Effect of Tunnel Junctions and Coulomb Blockade on Semiconducting Property of Networks of Single-Wall Carbon Nanotubes

Abstract

The optical and electrical characterization techniques were employed to demonstrate both experimentally and theoretically (parallel nonlinear resistor model) that the existence of tunnel junctions between semiconducting single-wall carbon nanotubes implies that the Coulomb blockade effect dominates their semiconducting property. Multiwall carbon nanotubes were added to a network of single-wall carbon nanotubes, and Raman spectroscopy and UV–vis–NIR spectroscopy enabled us to observe the semiconducting property of individual single-wall carbon nanotubes in a network with a high concentration of multiwall carbon nanotubes. However, the field effect measurement at 300 K on the network of single-wall carbon nanotubes and the electrical tunnel current measurements over a wide temperature range (4–300 K) at different bias voltages (0.001–10 V) on all of the networks revealed that the networks can be treated as networks of disordered metallic nanoparticles and the semiconducting property of single-wall carbon nanotubes is significantly diminished.
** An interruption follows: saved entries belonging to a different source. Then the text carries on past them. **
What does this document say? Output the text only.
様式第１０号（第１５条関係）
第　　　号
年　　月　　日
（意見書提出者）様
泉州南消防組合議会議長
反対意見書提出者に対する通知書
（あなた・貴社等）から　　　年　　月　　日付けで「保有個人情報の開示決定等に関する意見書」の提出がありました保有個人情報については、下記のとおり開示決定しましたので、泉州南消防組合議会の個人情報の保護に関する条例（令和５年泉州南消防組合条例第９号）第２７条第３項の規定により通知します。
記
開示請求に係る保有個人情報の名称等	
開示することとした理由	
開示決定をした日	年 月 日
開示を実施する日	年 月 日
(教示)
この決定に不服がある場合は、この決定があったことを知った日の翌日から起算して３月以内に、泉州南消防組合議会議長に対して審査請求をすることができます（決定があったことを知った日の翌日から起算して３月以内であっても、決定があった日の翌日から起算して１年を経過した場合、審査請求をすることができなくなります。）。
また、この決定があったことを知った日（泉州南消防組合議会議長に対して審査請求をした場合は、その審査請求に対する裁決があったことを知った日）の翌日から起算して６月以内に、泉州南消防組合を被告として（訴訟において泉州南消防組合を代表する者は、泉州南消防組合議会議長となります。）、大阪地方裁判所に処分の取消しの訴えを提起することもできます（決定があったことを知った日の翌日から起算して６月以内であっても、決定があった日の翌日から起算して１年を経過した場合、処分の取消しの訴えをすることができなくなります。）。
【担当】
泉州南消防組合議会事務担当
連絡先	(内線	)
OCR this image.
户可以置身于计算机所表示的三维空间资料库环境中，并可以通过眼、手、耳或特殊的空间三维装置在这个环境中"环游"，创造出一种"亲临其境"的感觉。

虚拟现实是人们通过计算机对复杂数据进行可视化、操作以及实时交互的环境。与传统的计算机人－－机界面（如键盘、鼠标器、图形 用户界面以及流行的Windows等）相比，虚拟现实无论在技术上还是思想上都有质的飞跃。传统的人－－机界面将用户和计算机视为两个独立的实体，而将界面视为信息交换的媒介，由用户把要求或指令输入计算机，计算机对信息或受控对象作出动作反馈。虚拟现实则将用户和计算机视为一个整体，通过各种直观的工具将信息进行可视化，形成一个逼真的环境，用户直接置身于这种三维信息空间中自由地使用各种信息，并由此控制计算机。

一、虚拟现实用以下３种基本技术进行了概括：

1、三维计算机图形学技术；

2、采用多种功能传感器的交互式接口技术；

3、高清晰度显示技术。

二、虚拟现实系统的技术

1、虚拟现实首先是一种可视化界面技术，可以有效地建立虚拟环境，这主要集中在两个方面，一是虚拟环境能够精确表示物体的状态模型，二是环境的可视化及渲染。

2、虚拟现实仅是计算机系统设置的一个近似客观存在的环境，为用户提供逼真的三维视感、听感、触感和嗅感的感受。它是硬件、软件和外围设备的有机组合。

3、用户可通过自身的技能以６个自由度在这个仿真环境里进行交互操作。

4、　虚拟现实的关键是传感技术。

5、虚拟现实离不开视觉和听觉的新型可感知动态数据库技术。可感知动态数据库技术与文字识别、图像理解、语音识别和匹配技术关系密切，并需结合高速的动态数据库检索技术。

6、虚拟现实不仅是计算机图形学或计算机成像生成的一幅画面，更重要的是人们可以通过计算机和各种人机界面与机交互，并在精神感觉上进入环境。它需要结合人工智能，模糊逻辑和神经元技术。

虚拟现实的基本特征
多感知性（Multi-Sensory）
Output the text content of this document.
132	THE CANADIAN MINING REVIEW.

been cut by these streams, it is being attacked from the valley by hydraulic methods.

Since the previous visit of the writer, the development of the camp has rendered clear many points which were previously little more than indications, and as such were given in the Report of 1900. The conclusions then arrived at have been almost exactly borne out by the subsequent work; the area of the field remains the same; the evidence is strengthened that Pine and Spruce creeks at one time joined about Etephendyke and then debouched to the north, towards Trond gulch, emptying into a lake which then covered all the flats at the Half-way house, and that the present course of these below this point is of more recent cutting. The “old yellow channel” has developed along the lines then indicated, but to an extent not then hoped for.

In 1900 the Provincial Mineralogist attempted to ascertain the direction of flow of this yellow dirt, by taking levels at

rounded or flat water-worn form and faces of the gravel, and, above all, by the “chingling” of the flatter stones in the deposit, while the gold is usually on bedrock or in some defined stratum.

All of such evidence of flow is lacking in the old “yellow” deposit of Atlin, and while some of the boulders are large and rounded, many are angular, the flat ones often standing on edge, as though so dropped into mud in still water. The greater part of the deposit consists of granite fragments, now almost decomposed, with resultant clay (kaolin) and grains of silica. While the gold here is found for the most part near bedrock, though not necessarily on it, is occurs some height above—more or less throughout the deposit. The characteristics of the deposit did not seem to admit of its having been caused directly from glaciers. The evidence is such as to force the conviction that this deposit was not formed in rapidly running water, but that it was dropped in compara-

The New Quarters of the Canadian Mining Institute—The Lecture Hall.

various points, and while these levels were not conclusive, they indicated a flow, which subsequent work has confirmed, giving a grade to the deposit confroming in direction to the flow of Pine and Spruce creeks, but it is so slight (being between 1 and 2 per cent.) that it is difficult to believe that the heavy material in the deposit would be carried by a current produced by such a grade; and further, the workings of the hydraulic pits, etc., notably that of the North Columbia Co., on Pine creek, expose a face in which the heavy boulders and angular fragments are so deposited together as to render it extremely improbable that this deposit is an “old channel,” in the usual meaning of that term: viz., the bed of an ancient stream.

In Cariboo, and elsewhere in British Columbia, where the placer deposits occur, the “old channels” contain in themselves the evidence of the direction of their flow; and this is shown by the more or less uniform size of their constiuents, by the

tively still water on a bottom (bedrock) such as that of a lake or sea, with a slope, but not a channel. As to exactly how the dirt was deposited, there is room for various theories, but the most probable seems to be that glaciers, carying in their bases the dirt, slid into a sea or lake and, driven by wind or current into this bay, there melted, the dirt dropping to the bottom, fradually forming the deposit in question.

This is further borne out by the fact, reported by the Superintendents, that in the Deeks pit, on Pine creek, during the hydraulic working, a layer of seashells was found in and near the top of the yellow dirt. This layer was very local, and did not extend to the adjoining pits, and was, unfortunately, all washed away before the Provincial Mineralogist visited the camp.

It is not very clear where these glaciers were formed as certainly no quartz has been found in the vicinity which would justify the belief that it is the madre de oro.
Furthermore, we demonstrate that the electron tunneling in networks of carbon nanotubes cannot be fully described by models such as Efros–Shklovskii, Mott variable range hopping, electron cotunneling, or fluctuation-induced tunneling because of the diameter and length distributions in the networks. The effect of tunnel junctions on the performance of such networks for sensing applications and field effect transistors is discussed.